Vereinigung »Gemeinsam im Kirchspiel Preußisch Oldendorf« plant weiteres Vorgehen
»Sternenzauber«-Absage verhindert

Preußisch Oldendorf (WB/vw). Acht Dörfer haben sich zu der Vereinigung »Gemeinsam im Kirchspiel Preußisch Oldendorf« zusammengeschlossen, um Vereinsaktivitäten zu bündeln, sich abzusprechen und sich gegenseitig zu unterstützen. Dabei gab es Neuigkeiten zum Weihnachtsmarkt »Sternenzauber«.

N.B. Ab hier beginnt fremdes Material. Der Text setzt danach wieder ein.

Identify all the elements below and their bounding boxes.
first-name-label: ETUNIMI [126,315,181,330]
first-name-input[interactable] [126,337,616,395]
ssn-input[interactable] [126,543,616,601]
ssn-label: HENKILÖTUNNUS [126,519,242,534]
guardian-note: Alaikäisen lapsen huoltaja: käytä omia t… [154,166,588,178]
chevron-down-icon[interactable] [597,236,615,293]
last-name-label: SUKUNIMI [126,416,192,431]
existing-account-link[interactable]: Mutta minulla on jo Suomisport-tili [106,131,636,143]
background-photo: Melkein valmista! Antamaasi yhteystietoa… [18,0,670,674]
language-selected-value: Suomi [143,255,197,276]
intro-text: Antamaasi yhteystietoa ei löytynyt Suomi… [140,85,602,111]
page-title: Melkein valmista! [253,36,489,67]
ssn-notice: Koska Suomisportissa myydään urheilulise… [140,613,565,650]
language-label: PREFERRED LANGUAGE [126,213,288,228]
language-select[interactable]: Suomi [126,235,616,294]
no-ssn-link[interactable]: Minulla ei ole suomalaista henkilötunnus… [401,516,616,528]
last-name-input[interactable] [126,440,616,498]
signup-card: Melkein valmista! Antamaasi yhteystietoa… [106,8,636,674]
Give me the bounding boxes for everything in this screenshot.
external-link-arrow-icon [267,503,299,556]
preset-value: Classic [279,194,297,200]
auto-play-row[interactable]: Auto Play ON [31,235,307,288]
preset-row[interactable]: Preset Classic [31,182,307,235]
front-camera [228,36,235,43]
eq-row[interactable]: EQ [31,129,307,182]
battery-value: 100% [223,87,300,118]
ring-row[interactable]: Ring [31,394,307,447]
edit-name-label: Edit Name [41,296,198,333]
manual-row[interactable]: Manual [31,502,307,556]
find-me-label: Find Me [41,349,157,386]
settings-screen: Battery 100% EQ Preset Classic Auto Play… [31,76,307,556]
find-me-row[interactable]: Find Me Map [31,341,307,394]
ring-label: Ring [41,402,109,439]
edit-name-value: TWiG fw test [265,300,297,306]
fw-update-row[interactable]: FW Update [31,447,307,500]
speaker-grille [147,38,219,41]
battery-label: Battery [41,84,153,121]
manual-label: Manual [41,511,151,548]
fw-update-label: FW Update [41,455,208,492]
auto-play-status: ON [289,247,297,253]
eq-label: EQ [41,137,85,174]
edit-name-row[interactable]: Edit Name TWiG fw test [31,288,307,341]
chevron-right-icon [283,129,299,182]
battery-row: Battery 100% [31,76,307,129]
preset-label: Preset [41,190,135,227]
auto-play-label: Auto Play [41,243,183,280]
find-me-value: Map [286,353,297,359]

Samstag, 03.08.2019, 06:00 Uhr
Beim »Sternenzauber« im vergangenen Jahr hatten die Kinder der Kita Wunderwelt und der Grundschule ihren großen Auftritt. In diesem Jahr war es bisher fraglich, ob der Markt wieder durchgeführt werden kann, jetzt scheint eine Lösung gefunden zu sein. Foto: Archiv

Dieser sollte nach Information von Ortsheimatpfleger Karl Wilhelm Finke in diesem Jahr nicht stattfinden. »Wilhelm Pörtner vom Gewerbeverein hat mitgeteilt, dass der Weihnachtsmarkt aus personellen Gründen nicht durchgeführt werden kann«, berichtete Finke. Zuletzt seien die Aufgaben nur noch von wenigen Personen erledigt worden. Allerdings waren sich sowohl Karl Wilhelm Finke als auch die Versammlung einig, dass die Veranstaltung rund um die Kirche zum Ortsbild gehöre.

»In den vergangenen Jahren war der Markt immer gut besucht. Die Betreiber der Stände waren mit den Umsätzen teilweise sogar sehr zufrieden und sie haben sich meistens positiv geäußert«, sagte der Ortsheimatpfleger. »Es wäre sehr schade, wenn ein so gut laufender Weihnachtsmarkt aus einem solchen Grund nicht mehr angeboten wird.«

Oldendorfer Preuße

Die Versammlung war sich einig, dass der Markt stattfinden soll. Nach weiteren Abstimmungen hat sich inzwischen ergeben, dass Karl Wilhelm Finke und Axel Brümmelhörster von der Löschgruppe die Leitung übernehmen. Es soll versucht werden, ein Organisationsteam mit Mitgliedern des Gewerbevereins zu bilden. Nach dem Weihnachtsmarkt 2019 soll dann überlegt werden, wie es dauerhaft mit der Veranstaltung weitergehen soll.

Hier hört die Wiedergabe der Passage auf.